A few years back I worked on a quant finance application that had 100GBs of tick data in a oracle DB, and the only way to get reasonable performance AND abstraction was to write optimised stored procs for each feature in the end application, and have the middle tier just call them through a thin abstraction layer.
At our startup dump.ly, we started with using Mongoose with Mongo because it was so easy just to persist some JSON data. However very quickly we went thought the above loop, and are now 100% Redis, with a thin layer that executes native Redis commands. It just ended up being simpler and faster.
Takeaway is that in general ORMs are an anti-pattern. Every DB (noSQL or yesSQL) is a compromise between a set of features, performance, consistency, scalability etc. You need to understand these in detail and hence should not be abstracted away.
I worry that this sort of article could be misinterpreted easily, even with the disclaimer.
It's talking about optimizing something that takes less than 1% of the vast majority of an application's cycles. Which doesn't really mean anything... Be careful using this sort of benchmark to disproportionately affect decision making.
Developers perhaps not as well informed could do themselves a real disservice by reading your comment to mean this stuff doesn't matter.
I think we'd agree that yes, Model instantiation most likely doesn't matter.
On the other hand, Model materializaion and query-interfaces most certainly DO.
In fact, in your _average_ Ruby Web Application, there's a good chance that the O/RM and template rendering makes up the vast majority of your request time.
Not database calls. Not controller logic. Only the Ruby side of O/RM interaction and rendering templates.

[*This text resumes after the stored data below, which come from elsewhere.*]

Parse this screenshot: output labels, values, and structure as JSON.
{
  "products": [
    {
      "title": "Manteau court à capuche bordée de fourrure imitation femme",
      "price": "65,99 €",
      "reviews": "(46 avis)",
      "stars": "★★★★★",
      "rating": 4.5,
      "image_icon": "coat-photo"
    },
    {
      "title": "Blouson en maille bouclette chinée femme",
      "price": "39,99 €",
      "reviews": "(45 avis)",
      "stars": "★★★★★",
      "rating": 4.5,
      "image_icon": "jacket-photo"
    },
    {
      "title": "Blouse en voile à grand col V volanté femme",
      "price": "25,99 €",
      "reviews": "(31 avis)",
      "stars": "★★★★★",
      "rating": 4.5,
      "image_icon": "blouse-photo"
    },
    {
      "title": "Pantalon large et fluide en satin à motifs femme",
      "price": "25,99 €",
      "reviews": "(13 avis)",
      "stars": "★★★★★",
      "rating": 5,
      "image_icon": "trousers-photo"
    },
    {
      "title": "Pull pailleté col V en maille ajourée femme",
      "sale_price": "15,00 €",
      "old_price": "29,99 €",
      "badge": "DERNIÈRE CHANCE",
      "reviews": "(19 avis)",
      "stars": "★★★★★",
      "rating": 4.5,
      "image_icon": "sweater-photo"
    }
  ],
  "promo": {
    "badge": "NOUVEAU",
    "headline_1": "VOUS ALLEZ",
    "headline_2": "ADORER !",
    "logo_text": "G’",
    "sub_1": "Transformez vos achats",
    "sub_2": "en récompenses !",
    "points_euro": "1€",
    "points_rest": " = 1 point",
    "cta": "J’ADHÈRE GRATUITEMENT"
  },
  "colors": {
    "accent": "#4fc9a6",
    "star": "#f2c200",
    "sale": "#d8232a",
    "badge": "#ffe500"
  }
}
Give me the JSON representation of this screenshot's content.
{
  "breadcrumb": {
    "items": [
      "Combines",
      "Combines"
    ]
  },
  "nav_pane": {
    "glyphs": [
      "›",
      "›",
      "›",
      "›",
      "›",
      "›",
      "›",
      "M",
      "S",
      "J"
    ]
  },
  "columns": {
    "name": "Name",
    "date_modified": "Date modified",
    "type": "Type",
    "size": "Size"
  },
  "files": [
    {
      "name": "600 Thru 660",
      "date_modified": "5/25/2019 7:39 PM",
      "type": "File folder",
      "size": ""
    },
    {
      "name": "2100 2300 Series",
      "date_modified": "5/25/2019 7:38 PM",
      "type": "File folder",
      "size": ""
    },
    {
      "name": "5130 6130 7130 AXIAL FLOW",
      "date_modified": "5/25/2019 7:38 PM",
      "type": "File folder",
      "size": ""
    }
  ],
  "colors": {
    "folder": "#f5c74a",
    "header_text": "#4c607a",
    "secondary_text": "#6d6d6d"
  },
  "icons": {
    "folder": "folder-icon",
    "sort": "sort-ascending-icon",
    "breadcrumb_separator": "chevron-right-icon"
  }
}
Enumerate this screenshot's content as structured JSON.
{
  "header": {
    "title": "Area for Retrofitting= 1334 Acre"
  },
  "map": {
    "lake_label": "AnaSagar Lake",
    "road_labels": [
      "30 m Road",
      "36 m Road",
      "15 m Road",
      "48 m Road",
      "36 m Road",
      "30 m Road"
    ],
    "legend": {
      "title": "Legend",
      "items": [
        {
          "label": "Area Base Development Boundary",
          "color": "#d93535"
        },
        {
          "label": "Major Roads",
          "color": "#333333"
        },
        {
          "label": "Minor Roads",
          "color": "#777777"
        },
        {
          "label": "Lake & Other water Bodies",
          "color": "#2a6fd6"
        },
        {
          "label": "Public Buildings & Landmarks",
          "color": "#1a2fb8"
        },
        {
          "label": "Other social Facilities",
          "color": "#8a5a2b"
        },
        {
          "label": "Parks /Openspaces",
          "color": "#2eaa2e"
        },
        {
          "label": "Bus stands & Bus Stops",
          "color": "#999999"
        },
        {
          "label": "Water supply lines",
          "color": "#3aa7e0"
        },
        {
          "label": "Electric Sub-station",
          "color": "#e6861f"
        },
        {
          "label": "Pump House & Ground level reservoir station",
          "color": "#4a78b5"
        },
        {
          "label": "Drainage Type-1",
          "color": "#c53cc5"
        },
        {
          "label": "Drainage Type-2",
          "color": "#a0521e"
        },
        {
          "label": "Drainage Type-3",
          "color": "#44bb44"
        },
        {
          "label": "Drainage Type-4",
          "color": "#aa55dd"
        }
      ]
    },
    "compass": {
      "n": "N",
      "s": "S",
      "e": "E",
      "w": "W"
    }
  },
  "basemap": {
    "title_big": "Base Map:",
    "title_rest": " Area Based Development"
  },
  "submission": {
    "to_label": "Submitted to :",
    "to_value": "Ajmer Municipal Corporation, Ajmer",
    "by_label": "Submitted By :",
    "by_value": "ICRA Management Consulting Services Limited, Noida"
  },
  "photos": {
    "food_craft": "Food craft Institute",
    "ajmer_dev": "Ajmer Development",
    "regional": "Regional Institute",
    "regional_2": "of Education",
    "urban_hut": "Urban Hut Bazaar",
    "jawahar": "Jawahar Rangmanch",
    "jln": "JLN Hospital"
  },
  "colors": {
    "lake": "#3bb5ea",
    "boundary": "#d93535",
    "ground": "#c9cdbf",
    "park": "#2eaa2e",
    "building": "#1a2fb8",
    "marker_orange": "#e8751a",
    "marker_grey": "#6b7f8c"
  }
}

It's impressive that 37Signals has gotten most requests to process in under 50ms for Basecamp Next.
The truth though, that you frankly don't hear often enough, is that that's not exactly any great accomplishment for many languages/frameworks. I've worked on ASP3 and ASP.NET applications that had the same performance using hardware that was easily five times slower than anything you could buy today. The kicker is that that kind of performance came with entirely uncached pages delivering hundreds and oftentimes thousands of rows of financial reports.
Back to basics, if you want it fast, it's a good bet that a simple DAL using Sequel Datasets is going to outperform just about anything else. Skip the models when all you're doing is dumping data for display.
After that, see what you can do about limiting interpolation and String instantiation in your templates. That's where all your Template time is going.
It's something you can build in a little bit at a time, and worrying about 5% here, and 20% there definitely will add up.
I hear you, but my point wasn't to show how to optimize AR but instead what's going on when you initialize a model.
In other words it's more about software design and architecture decisions than performance.
My take-away was that it's a good example of how to think through software behavior and measure things. When and where the results might matter are a different issue.
At least in my own apps. Model instantiation being a bottle neck practically implies that you generate models in a tight loop and do nothing else with them, such as persisting them.
But, people do precisely that. I was working with parsing log files and converting each row to a Mongoid object took forever. It was in a tight loop and did nothing but persist it. So, I had to drop into the Ruby Mongo driver, avoiding the ORM altogether.